Brewing up a solar storm

Earth and the life on it managed to survive a faint Sun during the solar system’s early years. We face a far more luminous star in the 21st century, and one that is nearing maximum activity during 2013.
By | Published: March 28, 2013 | Last updated on May 18, 2023
Credit: NASA/SDO
Astronomers expect the Sun to reach the peak of solar cycle 24 sometime this autumn. Although this maximum likely will be the smallest since 1906, our star nevertheless has been putting on a show for solar observers.

No earthbound telescope can match the resolution and wavelength range of NASA’s Solar Dynamics Observatory (SDO). From a geosynchronous orbit above the longitude of White Sands, New Mexico (the site of its receiving station), SDO monitors the Sun 24/7. Because it takes images in rapid succession, solar physicists can create seamless time-lapse movies from them. SDO’s Atmospheric Imaging Assembly (AIA), for example, captures the Sun’s entire disk eight times every 10 seconds.
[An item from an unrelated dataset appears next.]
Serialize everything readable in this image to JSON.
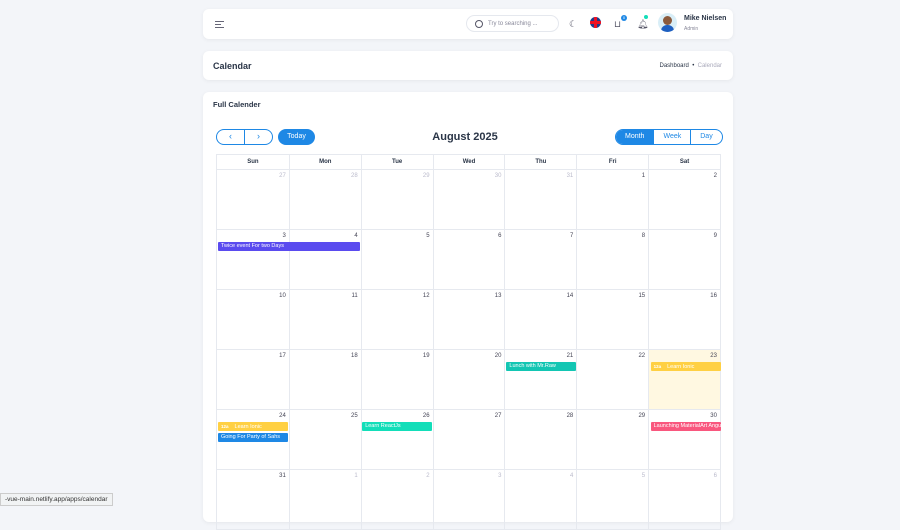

And it takes those images at 10 different wavelengths, from visible light to the extreme ultraviolet.

We present here three movies compiled from AIA images during the first three months of 2013. The first shows the Sun at a wavelength of 30.4 nanometers March 16, when a large prominence bowed outward and then erupted during a period of nearly four hours. Following the eruption, a large cloud of rarefied gas appeared to hover above the Sun’s limb before fading away.

The second movie combines two extreme ultraviolet wavelengths (19.3 and 30.4 nanometers) to provide better detail. It shows a long strand of ionized gas, or plasma, that erupted from the Sun on January 31. During this movie, which compresses six hours of time into 19 seconds, the strand stretched and then erupted. Although the force of the eruption launched a lot of plasma into space, much of the material failed to escape the Sun’s gravity and fell back to the surface.

The final movie depicts a swirling cloud of plasma that churned above the Sun’s limb before finally erupting. Nearly 48 hours elapse during this 19-second movie, a period long enough that the Sun’s rotation shows up clearly. Although the plasma is hot throughout, it doesn’t all glow at the same temperature. Cooler regions appear dark against the warmer material swirling behind it. Like the previous movie, this one combines the view at 19.3 and 30.4 nanometers.